コトのきっかけは2008年の福田内閣時代に遡ります。なんか民主党になって急に...みたいな感じになっちゃってるんですけど、大元の構想は自民党時代からあったのですね。そもそも日本の社会保障制度というものは基本、経済成長を前提としたものだったのです。しかし高度経済成長後も、或いはバブル崩壊後もそれが見直されることはありませんでした。つまりそもそも無理だったのです。それを今の今まで続けてきたのですから、皮算用で一話分ストーリーを少なく作っといて年末に放送する話が無くなってしまった某ジャンプアニメのスタッフ並みの杜撰さです(笑)
もっと言えば「いざなぎ越え」なんて言われた2002年2月から3年ほど続いた好景気とて、国民の多くがそれを実感することは遂にありませんでした。
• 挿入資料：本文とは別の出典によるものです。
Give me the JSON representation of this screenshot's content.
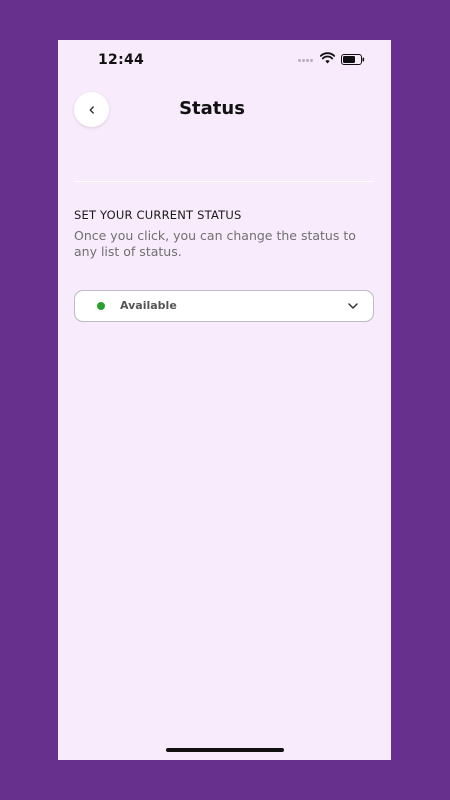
{
  "status_bar": {
    "time": "12:44"
  },
  "header": {
    "title": "Status",
    "back_icon": "chevron-left-icon"
  },
  "status_section": {
    "heading": "SET YOUR CURRENT STATUS",
    "description": "Once you click, you can change the status to any list of status."
  },
  "status_select": {
    "value": "Available",
    "indicator_color": "#2aa12e",
    "expand_icon": "chevron-down-icon"
  },
  "colors": {
    "background": "#66308c",
    "screen": "#f8ebfb"
  }
}
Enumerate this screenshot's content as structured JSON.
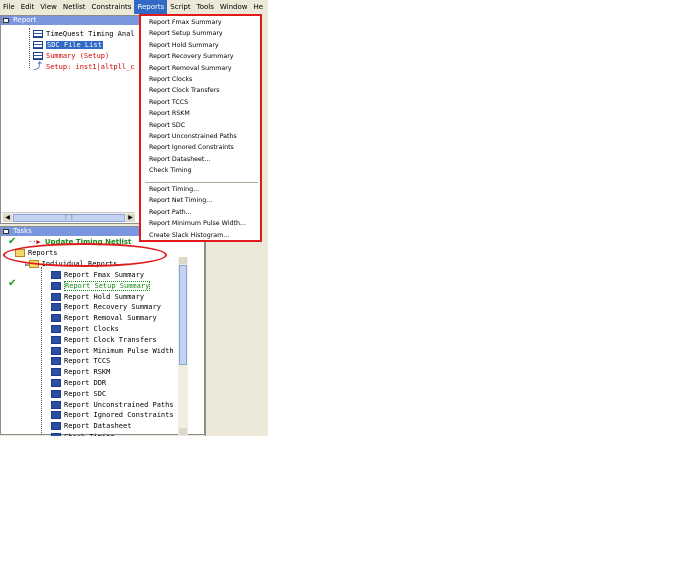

要するに経済成長→国民の富の拡大とは必ずしもならないことをこの国は身をもって証明しているのであります。そして昨今の「税と社会保障の一体改革」の登場ですが、結論から言えばこれは財務省の暴挙であり社会の有する持続可能性を著しく無視したものなのであります。それがどういうことかは後々説明するとして、とかくまずはこの改革に至るまでの直接の経緯を見ていきましょう。
2008年、福田政権下で組織された「社会保障国民会議」においてこうした一連の社会保障改革の大もとの道筋が示されます。(丁度自民党が新自由主義的な構造改革路線からの転換を模索し始めた時期ですね。)そしてその後2009年には麻生内閣の下で次は「安心社会実現会議」が開かれます。社会保障制度の研究者であり、かつて「代々木のドン」と呼ばれた故・宮本顕治(日本共産党2代目委員長)先生を実父に持つ宮本太郎北大教授もこのとき委員の一人として参加しました。ここにおいて社会保障と雇用、そして税制改革の一体化という現在の方針と相違ないものが初めて打ち出されました。政権交代後、これを再始動させたのは菅政権でした。(先述の宮本太郎先生は、このときは座長として迎え入れられることとなりました。)その「社会保障改革に関する有識者検討会議」において今回の同改革の大枠が設計されるところとなったのです。この検討会は先述の自民党時代の有識者会議の内容を踏襲したものであり、当初は国民の安心実現という元々の理念を念頭に置いたものとして進められていました。それに「ぶれ」が生じたのは大方の予想通り昨年3月11日の東北大震災の発生でした。その後は緊迫財政を口実に社会保障の効率化や給付削減ばかりが強調されるようになっていったのです。(そう言えばメディアがこぞって生活保護の悪用例を報道するようになったのもあの辺からでしたね...。)
政府の言い分はこうです。増税はするけどこれは社会保障制度の維持のためにはやむを得ないのだと...。そして社会保障のための改革というエレメントに重点を置いて宣伝していますが、では増税したら今のひ弱な社会保障制度が改良されるのでしょうか?特に現役世代への配慮が手薄な現在の社会保障制度が根本から見直されるのでしょうか?されません。それどころか改悪されるのです。しかしその点をあまり大きな声では言いません。そして実は政府はこの改革の宣伝のために去年だけで8億円もの大金を注ぎ込んでいるのです。これがどのくらいかというと、障害者自立支援法によって生じているいわゆる「自己負担分」のおよそ2年分に相当することになります。カネがないと言いながら嘘吐きの広報にそれあけのお金を注ぎ込んでいるのです。これを無駄遣いと言わずになんと言うのでしょう?
そもそも国民に直接的な負担を強いる一方、法人減税には固執し続けていますし、米軍への「思いやり予算」も見直される気配がありません。ついでに言っときますけど法人税を下げても企業は日本に戻っては来ませんよ。だって人件費などを考えると圧倒的に海外の方が効率的ですし、マーケティング拡大の戦略上もその方が有利なんです。しかもヨーロッパの企業は法人税が安い分、「社会保障負担費」みたいなのを負担してたりしますし...。まぁこの辺は僕が2年前に書いた記事を参照してもらえたらと思います。(←皆さんこの辺騙されちゃいけませんよw)
なんか総論だけで結構長くなっちゃいましたね。そういうワケなんで詳しい話は次回からということにして今日はこの辺でしつれしたいと思います。ジベリだってばよ!